Honestly, I have no idea. I’ve learned not to second-guess my decisions by constantly asking myself, “What would Ursula do?” I would never have proposed this exhibition in her lifetime, for fear that she might see it as reductionist. This is, after all, a writer who said in an interview, “Don’t shove me into your damn pigeonhole, where I don’t fit, because I’m all over. My tentacles are coming out of the pigeonhole in all directions.” Biographical and retrospective exhibitions exist in large part to assert and codify who an artist is. That is, at some level, a type of pigeon-holing.
This icon-production takes various forms, from hagiography to “objective” centrism to critique. True, if anyone is going to codify my mother, I prefer it to be me. I’m granted an advantage due to proximity and memory. But my version of Ursula is just one version. Even her version of herself was not authoritative. My mother remade herself, through her art, constantly and over decades. She revised everything from her early centering of male characters, to her use of he/him as the default pronoun in an imagined ambisexual world, to her critique of a Kazuo Ishiguro novel. Rather than worship an immutable icon, we should aspire to her willingness to learn and change.

From a technical, curatorial perspective, however, the mandate of narrative was my greatest hindrance. We’ve had it drummed into us that humans learn through stories, so anyone in an educative role must tell a story.
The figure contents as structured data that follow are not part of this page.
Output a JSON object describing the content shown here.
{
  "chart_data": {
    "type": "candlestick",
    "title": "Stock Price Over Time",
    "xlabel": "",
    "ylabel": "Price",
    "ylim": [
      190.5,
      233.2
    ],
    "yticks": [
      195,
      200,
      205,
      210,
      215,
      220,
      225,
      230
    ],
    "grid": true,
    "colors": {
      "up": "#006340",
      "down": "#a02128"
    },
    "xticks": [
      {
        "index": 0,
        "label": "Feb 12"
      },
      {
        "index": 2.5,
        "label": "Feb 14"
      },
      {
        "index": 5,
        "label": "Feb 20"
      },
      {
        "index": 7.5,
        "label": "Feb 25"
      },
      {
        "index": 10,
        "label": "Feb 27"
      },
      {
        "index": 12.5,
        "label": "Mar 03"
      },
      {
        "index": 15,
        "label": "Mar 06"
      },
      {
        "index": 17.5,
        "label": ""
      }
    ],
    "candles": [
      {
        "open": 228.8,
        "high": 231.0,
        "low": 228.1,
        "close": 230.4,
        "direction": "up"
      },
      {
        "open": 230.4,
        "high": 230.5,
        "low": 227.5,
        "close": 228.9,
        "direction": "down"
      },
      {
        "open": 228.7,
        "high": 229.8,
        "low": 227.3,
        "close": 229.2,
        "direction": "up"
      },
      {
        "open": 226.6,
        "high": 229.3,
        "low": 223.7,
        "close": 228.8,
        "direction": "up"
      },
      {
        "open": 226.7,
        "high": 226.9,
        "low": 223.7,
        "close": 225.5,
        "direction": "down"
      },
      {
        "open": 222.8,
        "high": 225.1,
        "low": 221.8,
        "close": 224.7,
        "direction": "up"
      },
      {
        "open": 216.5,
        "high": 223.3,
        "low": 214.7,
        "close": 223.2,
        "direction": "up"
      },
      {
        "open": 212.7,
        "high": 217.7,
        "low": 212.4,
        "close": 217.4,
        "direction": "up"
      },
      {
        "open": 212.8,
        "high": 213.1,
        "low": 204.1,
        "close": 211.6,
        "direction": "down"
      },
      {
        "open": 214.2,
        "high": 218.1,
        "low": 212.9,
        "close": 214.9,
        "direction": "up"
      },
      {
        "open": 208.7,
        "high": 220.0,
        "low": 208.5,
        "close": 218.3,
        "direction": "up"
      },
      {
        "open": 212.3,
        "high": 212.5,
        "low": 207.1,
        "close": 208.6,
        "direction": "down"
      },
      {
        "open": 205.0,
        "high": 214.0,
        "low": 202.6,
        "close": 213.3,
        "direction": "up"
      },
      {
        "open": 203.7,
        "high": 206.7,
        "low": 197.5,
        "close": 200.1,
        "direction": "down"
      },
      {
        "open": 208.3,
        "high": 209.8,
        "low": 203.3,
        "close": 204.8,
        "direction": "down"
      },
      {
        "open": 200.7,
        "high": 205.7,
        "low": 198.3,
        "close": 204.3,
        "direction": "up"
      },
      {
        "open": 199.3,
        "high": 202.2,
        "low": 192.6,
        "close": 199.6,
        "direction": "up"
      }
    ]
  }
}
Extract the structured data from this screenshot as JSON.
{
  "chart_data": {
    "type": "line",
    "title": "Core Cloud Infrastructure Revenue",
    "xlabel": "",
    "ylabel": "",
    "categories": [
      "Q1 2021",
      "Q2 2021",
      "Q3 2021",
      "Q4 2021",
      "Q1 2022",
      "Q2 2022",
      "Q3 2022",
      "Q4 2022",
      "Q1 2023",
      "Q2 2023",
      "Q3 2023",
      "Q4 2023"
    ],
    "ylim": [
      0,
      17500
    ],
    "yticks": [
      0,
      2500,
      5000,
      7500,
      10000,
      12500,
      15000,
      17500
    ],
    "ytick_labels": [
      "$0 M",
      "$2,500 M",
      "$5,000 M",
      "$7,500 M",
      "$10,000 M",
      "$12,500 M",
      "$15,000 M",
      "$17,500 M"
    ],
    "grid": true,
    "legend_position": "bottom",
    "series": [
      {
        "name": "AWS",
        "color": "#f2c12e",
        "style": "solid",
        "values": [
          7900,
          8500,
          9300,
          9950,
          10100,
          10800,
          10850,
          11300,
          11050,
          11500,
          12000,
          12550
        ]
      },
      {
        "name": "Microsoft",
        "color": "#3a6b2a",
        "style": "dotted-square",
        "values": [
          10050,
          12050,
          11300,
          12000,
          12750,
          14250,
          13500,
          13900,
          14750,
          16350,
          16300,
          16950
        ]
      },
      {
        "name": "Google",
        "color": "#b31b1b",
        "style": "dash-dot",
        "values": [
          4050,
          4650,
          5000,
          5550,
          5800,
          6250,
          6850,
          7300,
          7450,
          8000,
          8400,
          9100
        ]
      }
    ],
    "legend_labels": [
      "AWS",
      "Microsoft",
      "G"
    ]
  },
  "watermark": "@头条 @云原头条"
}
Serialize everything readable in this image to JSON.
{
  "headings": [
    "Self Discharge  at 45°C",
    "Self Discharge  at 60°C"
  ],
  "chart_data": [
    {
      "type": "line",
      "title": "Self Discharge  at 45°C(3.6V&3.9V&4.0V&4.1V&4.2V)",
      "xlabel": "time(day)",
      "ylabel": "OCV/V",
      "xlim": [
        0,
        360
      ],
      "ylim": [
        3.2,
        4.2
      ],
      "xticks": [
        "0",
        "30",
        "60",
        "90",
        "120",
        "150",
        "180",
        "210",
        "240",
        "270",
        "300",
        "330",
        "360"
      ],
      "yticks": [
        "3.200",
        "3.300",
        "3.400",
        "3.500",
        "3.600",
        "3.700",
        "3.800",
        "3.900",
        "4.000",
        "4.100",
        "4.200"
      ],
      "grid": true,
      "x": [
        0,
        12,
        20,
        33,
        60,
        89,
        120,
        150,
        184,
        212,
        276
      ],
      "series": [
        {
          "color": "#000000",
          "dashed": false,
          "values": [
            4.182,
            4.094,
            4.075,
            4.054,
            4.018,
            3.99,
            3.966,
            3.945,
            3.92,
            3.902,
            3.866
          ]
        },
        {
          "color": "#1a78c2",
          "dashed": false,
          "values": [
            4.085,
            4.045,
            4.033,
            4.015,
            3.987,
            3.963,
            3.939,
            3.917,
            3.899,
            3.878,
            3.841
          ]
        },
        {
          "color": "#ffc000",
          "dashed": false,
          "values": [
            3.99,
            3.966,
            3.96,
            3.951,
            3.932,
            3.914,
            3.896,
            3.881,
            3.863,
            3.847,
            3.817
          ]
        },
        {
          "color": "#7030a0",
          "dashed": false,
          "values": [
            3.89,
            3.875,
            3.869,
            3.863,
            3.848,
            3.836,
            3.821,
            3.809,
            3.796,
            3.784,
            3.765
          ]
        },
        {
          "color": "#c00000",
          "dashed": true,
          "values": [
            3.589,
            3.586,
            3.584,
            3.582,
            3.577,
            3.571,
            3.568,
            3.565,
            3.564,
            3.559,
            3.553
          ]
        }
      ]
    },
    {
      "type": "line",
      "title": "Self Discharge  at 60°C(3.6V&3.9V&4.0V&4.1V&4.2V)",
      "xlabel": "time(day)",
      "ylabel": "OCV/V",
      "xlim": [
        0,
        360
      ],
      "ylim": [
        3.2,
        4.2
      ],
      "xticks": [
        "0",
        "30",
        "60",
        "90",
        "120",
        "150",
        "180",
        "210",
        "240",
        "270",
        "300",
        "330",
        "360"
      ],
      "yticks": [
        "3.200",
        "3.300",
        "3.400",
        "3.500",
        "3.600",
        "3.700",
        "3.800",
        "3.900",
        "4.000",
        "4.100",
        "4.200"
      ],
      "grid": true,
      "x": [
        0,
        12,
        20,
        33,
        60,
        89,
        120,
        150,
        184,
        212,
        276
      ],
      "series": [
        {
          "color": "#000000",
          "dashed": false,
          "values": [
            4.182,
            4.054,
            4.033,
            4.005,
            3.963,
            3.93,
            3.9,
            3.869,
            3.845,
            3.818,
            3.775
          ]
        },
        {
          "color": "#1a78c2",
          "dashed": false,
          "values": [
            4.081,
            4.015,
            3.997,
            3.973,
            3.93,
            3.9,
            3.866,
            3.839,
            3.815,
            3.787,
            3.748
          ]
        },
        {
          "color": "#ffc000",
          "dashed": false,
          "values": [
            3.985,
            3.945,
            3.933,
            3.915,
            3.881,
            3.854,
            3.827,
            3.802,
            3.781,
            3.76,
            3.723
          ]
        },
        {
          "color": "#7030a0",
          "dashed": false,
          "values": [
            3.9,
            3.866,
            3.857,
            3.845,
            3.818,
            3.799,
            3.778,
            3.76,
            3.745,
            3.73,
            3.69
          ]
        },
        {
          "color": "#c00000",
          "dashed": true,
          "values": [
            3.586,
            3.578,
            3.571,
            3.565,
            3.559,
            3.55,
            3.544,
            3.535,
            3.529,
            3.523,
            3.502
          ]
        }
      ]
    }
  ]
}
For biographical exhibitions, however, linearity flattens the subject and condescends to the audience. I would go so far as to say this may be true for linearity imposed on any kind of exhibition.
My mother had something useful to say on this subject. Her essay The Carrier Bag Theory of Fiction (1986), long a touchstone for writers, has recently become one for curators as well. Ursula posits, to simplify, that the reduction of narrative to linear, techno-heroic stories of conflict and conquest doesn’t serve us well. The hero’s journey remains a default model for storytelling in our culture, including for exhibitions. Ursula argues that the carrier bag, a humble yet capacious tool for gathering, is a better model for storytelling.

Exhibitions can be superb carrier bags for culture and knowledge. Few experiences offer so many chances for discursion and recursion, negative space and introspection. A carrier bag can expand to make room for the needs of the moment, for participation, spectacle, and immersion. In a carrier bag, none of these qualities, in balance, is antithetical.
For my part, releasing myself from the need to tell a tidy story about my mother led to an exhibition that is wordy, baggy, and inconclusive — but also, I believe, engaging and true to the subject.